Teaching First Year University Media Students UE4

I’ve just finished teaching a 12 week undergrad University course for Media students where we used UE4 as the software for two 4 week introductory modules on Animation and Interaction Design (we used to use Adobe Flash). In the first 4 weeks of the course we used Photoshop for a module on Graphic Design. Thought I’d share my experience in case it helps someone else set up their course.

I had never used any 3D software much before so there were two months of intense learning on my part before the course began. I don’t think this was a problem as I actually find that I teach better when I have just learned something myself - I am more aware of the difficulties and pitfalls a beginner faces. The one area that you need more experience is knowing how to head off technical issues and we did have a few of those (as you will see below).

The 150 students had mostly come straight from high school. Half were majoring in production and the other half were taking the course as an elective and were majoring in other more writing focused media areas. Only 1 or 2 had previous experience with UE4 and another 2 or 3 had used Unity before. Any prior programming skills were rare.

Those who had experience playing 3D computer games and/or doing 3D modelling had an easier time picking up UE4. Those who hadn’t, and who didn’t follow my advice to practice navigation skills early on, were held back because they couldn’t navigate or position items easily. Some still hadn’t mastered this even by the end of the course. They made OK projects but they were very frustrated. Next year, I will find some kind of simple free 3D game to help these students practice navigation right from week 1.
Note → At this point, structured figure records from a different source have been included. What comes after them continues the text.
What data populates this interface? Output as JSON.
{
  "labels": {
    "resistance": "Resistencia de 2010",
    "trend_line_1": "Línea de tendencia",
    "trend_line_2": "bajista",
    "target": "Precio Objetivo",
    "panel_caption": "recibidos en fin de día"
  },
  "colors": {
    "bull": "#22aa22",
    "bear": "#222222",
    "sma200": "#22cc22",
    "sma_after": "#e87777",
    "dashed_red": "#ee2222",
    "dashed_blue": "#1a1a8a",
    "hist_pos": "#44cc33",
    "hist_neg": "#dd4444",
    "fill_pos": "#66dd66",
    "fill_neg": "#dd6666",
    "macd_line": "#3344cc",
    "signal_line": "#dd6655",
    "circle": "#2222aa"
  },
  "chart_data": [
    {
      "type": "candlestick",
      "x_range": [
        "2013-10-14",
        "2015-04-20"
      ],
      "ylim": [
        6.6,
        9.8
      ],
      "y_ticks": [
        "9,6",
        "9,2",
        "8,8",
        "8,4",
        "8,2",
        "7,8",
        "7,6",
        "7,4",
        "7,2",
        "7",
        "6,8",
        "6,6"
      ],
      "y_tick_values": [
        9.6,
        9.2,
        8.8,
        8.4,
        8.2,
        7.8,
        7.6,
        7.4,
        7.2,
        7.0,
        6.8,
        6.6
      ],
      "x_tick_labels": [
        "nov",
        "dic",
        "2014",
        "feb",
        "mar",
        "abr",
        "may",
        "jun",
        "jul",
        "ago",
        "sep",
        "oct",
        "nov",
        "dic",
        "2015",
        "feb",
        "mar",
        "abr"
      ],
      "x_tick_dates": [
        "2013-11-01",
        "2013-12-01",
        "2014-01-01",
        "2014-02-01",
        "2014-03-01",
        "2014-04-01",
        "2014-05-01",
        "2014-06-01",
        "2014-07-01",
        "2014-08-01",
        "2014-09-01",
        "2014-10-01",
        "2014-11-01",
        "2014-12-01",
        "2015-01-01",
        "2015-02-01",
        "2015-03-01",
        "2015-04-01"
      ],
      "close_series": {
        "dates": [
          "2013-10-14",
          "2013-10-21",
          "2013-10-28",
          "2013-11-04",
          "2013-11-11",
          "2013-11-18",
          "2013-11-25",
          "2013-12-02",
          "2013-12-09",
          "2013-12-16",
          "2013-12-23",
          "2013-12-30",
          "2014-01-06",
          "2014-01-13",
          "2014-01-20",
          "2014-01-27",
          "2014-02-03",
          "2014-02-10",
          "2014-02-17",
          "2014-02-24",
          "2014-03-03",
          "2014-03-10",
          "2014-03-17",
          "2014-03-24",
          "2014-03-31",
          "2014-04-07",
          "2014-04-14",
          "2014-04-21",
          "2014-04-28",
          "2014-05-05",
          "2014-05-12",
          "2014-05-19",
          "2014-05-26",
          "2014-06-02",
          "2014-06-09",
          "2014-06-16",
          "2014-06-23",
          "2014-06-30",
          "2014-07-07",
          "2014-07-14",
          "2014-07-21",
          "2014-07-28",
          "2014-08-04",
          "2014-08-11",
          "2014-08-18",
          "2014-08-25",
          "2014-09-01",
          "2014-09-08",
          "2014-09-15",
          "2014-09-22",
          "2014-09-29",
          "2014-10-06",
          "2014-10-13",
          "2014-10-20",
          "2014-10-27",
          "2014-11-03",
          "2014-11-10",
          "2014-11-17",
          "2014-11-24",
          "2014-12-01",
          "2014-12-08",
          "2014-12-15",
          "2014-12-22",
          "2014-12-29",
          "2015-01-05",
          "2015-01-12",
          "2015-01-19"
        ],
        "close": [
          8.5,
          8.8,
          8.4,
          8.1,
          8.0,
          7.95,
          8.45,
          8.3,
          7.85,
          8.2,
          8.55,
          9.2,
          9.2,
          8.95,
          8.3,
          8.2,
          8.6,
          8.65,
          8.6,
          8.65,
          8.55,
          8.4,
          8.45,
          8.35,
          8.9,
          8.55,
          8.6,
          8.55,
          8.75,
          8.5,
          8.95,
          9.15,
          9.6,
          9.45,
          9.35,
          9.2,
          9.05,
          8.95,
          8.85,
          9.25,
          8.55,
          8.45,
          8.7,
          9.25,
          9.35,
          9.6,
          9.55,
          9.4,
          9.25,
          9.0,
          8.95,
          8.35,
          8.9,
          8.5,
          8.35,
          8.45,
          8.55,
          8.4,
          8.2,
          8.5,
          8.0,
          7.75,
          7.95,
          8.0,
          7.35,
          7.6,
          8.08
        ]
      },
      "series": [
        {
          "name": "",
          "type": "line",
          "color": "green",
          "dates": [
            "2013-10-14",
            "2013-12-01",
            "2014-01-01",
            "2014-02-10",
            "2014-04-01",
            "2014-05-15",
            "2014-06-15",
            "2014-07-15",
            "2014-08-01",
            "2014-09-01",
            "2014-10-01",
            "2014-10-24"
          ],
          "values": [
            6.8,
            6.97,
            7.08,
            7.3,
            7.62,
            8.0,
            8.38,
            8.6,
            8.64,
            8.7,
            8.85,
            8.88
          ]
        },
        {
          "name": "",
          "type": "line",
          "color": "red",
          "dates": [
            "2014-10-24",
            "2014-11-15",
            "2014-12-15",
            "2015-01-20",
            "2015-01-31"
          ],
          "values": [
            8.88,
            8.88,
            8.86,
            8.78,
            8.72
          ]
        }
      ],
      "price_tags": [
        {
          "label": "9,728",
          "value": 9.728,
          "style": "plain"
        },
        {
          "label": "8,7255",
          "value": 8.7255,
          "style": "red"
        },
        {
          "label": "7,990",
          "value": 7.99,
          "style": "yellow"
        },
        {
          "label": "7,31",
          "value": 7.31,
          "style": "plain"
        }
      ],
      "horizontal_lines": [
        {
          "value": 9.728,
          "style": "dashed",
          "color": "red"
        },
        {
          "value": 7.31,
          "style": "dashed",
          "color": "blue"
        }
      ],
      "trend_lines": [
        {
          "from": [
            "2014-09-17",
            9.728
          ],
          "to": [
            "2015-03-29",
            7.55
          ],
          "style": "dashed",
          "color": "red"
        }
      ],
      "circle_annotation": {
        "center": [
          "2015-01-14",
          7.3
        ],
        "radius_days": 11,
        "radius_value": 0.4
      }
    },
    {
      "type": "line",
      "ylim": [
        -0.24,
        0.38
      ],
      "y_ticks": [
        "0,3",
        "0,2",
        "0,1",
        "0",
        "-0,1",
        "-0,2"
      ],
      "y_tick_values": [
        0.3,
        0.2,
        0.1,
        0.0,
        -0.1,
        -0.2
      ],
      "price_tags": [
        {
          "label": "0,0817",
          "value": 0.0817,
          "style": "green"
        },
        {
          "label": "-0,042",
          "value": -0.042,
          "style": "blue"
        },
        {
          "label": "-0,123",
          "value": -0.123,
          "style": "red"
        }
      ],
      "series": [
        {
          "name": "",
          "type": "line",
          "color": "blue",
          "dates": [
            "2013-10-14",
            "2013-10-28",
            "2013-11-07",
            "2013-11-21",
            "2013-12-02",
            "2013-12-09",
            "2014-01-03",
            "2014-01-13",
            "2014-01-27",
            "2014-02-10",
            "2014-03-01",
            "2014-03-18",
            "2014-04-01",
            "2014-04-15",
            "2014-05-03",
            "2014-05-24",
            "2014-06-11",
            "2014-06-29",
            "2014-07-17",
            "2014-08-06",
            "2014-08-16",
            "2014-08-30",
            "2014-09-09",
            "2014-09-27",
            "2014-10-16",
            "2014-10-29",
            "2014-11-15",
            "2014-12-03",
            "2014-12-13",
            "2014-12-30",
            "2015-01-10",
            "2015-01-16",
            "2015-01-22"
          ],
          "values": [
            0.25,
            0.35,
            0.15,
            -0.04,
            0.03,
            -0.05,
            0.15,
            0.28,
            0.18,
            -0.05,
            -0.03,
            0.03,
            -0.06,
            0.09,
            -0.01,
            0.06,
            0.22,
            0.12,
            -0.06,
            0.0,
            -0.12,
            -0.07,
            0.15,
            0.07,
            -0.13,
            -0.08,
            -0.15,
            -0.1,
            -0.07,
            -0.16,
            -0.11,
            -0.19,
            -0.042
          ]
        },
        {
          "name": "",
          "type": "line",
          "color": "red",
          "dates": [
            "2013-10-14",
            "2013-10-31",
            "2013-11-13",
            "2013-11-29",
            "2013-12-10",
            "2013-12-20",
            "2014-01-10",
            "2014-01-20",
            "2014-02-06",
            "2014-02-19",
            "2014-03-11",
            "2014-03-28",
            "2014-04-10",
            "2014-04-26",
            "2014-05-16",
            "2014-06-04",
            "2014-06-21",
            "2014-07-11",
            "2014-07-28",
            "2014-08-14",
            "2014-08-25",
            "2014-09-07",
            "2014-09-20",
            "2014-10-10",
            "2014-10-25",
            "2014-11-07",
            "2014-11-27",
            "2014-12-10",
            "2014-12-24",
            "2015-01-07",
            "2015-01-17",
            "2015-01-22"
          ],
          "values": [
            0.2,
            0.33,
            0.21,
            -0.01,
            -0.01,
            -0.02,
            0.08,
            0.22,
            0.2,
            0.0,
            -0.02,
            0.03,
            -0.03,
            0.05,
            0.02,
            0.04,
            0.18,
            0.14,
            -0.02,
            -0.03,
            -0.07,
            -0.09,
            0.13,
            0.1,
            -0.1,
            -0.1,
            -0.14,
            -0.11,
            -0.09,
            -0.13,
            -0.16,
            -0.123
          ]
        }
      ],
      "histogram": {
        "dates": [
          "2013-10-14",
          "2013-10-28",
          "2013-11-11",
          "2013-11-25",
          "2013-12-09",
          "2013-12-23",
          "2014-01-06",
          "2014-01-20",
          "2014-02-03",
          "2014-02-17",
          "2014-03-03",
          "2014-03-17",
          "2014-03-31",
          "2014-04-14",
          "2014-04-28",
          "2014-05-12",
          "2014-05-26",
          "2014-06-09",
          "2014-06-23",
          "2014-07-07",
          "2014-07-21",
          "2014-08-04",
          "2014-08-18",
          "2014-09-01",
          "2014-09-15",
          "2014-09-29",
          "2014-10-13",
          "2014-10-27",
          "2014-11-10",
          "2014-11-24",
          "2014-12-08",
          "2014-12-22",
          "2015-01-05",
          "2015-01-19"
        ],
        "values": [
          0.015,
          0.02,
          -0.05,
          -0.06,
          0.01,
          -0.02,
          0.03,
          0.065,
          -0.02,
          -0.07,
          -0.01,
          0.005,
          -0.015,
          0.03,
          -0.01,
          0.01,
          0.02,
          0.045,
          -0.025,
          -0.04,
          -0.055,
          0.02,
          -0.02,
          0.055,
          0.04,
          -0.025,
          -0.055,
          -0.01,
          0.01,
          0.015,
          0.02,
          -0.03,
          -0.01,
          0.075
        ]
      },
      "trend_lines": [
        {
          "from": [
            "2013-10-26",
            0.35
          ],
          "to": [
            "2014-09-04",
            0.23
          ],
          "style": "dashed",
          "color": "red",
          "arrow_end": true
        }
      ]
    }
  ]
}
The students had a 1hr technical class with set video tutorials each week. These were mainly drawn from UE4 official videos and UE4 community videos. I also made some videos myself to cover areas where I either couldn’t find a concise high quality video or where I needed to cover something in a way that was specific to our technical set up. There was also a 1 hr Lecture covering conceptual design issues and a 1.5 hr Studio class where students and tutors could work together on design and creation.

We taught in university computer labs on 2013 model iMacs (OS X v.10) with at first an install of 4.6 and later 4.7 (from GitHub no launcher). This is where the first issues arose.

The iMacs mostly coped well with UE4 but there were crashes when students started taxing the system with more complex things in their projects. Many students did not have laptops or home computers that were high enough specs but they still tried to run UE4 and there were a few corrupted projects. One student said her laptop was fried by it! I got quite good at recovering work from autosaves of maps. Some of these corruption issues were, I think, due to the Apple network account set up and to the server maybe crashing when a project was open.

In our labs the students had 2GB of network space to save their work and this was not enough to cope with the large project files of UE4. Also, our first install method copied apple developer tools to this student space and almost filled it up. So we changed install method and went to version 4.7 in the process. Plus we upped the student server space to 5GB each.

The lab install for some reason always said that projects were created with a different version of engine and prompted students to create a copy every time they opened. If students did this, they again quickly filled up their space. Lesson learnt here is that project file management is a crucial skill to teach early on. After making so many copies, many got confused about which project was their latest version. Also, many didn’t grasp which files and folders were essential for backing up. Next year I’ll do an online quiz about file management.

Because we only had 8 weeks I constrained what the students had to work with by creating a Blueprint First Person template for the students to use (based on Starter Content plus some other bits from free marketplace stuff). We didn’t cover any 3D modelling in other software and didn’t go near skeletons or particle system construction etc. They were encouraged to use Photoshop for 3D Text and textures etc. Their first assignment was a Matinee Animation with sound. They handed in a video screen recording of this. The second assignment was a first person interactive experience. They handed in a video screen recording of an interactive walkthrough and their project folder. The video was a safe-guard in case I couldn’t open their project or it didn’t work properly on my system.

This was a good move as we ended up with 6-8 projects with issues. Most were zip corruption issues - I got them to zip their folder: probably a mistake. The size of the UE4 project folders meant we couldn’t use the assignment submission interface of our usual online learning system (200MB limit). This is something else to consider if you are setting up a course. I didn’t go with packaged projects as when I tested before semester started the unpackaged and packaged projects were almost the same size. This may be different in 4.8. Also, my experience with other software has been that unpackaged projects with issues are easier to deal with because you can often bypass the sections with issues and still mark them ok.

Technical issues aside, the students coped really well and made some fantastic projects. They had no trouble with Blueprints. In fact I would say that they found the Matinee project a bit harder than the interactive one. The end of semester course feedback was very positive with lots of specific comments about UE4 - for example, “UNREAL ENGINE IS MAAAAAAAAAD!”.

So no regrets with the switch at all. In fact wish I’d done it sooner.